В «медленном» кино события фиксируются в их реальной длительности, при минимальном вмешательстве монтажа

Тайваньцы создали «медленное кино». Нечасто в кинематографе появляется что-то новое, по крайней мере – действительно новая интонация. В случае с медленным кино она случилась. Разговор в первую очередь сугубо формальный: события фиксируются в их реальной длительности, прерываемые наименьшим количеством монтажных склеек. Это значит обилие длинных и, по большей части, общих планов. Зачастую полностью статичных. Ход концептуален. Если Хичкок сказал, что кино – это жизнь, из которой вырезали всё скучное, то тайваньцы парируют – мы вообще ничего вырезать не будем. Поэтому в фильме того же Минляна «Дни» мы семь (sic!) минут смотрим, как его постоянный актёр Ли Каншен сидит и смотрит в окно, за которым идёт дождь, а потом лежит в ванной. Можно было показать это за семь секунд, а потом переходить к следующему куску. Но это медленное кино. Только хардкор. Впрочем, «Дни» – поздний фильм уже состоявшегося мастера. Уместнее вспомнить, например, очаровательное «Лето у дедушки» Хоу Сяосяня – неторопливую созерцательную историю о летних каникулах мальчика в деревне. Режиссёр как будто проходил мимо играющих на реке детей и остановился в стороне – как говориться, «залип». Режиссёры тайваньской новой волны почувствовали метафизическое течение времени и остановились посмотреть, как в нём существуют люди. Чем они живут? Как сражаются со своими демонами? Сражаются ли? И через эту отстранённую оптику просветлённого вуайериста видно главное: человек одинок, нарушенность коммуникации с окружающим миром и самим собой – его неизбежный крест.

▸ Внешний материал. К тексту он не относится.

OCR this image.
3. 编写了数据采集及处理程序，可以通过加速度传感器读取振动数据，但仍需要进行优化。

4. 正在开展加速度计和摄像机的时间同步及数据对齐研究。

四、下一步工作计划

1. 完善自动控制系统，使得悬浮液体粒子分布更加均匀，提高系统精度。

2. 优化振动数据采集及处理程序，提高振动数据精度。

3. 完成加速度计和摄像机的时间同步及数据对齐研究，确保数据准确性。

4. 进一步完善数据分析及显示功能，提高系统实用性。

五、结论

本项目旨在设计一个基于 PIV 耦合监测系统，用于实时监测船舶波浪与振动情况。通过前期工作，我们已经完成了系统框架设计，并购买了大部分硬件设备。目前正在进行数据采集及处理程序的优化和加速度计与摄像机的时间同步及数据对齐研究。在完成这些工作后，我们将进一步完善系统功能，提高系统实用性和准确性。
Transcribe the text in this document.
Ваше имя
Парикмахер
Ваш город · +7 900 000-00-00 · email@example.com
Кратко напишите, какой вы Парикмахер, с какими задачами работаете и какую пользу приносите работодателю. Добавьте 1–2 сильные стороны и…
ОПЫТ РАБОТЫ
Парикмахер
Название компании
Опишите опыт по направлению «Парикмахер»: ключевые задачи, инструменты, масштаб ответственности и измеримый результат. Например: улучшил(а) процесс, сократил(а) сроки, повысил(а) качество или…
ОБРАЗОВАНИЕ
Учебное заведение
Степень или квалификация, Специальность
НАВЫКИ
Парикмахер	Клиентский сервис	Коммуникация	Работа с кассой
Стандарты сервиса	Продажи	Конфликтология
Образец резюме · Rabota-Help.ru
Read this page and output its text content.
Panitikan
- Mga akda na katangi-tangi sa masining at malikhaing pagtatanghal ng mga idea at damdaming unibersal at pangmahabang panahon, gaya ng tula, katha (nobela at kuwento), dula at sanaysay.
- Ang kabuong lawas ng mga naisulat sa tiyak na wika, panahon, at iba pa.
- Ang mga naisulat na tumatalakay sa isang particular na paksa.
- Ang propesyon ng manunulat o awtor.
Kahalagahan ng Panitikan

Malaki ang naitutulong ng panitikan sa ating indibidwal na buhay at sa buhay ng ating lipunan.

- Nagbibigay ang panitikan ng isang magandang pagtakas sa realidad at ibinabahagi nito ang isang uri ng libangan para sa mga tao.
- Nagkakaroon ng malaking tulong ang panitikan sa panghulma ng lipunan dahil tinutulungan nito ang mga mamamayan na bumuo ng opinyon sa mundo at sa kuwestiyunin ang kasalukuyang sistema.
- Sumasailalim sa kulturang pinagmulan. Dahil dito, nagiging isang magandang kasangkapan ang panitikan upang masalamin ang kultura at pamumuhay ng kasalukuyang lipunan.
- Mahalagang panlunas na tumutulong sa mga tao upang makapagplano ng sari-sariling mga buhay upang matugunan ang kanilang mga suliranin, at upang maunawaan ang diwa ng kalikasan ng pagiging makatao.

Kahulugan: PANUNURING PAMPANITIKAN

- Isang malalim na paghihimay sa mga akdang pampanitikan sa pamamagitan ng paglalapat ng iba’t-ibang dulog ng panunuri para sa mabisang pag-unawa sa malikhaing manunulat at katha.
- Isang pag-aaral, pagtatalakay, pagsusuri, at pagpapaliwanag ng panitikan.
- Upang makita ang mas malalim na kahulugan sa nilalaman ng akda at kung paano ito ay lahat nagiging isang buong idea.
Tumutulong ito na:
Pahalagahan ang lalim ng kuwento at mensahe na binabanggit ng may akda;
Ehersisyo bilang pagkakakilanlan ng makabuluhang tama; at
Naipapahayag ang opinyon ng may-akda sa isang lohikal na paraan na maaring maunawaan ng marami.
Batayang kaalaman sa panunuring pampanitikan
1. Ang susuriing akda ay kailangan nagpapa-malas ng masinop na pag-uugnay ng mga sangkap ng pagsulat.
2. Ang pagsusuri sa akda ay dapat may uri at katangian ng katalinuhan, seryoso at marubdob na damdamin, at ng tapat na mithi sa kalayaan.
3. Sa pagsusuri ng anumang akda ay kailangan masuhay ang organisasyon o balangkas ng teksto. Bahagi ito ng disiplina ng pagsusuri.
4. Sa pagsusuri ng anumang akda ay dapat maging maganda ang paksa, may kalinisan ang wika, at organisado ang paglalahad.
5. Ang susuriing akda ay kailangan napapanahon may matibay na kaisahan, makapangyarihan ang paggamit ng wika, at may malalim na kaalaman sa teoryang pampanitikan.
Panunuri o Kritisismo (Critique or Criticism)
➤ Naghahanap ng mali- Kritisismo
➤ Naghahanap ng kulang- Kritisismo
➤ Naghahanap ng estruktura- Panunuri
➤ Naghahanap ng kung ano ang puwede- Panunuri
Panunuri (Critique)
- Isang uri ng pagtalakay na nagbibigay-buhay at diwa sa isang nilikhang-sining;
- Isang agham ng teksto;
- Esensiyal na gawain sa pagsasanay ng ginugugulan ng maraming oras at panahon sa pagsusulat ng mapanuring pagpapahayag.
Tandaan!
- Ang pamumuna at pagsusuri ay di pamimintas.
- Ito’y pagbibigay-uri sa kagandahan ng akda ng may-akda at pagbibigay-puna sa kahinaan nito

Тенденция была подхвачена и стала достоянием мирового кино. Например, американец Гас Ван Сент снял несколько медленных фильмов в начале нулевых, в том числе победивший в Каннах «Слон» про стрельбы в школах.

А зачем так медленно? Всё началось с попытки исследовать современный социокультурный и политический контекст Тайваня, а значит с реализма, который вылился в гиперреализм, достигаемый с помощью принципиального отказа вмешиваться в течение жизни перед камерой. Мы показываем реальность такой, какая она есть, не разбивая её на монтажные фразы. Похожие штуки проворачивает эстетический наследник тайваньцев Лав Диас, выпуская восьми- и двенадцатичасовые полотна с тем же подходом, но доведённым до прустовской мегаломании.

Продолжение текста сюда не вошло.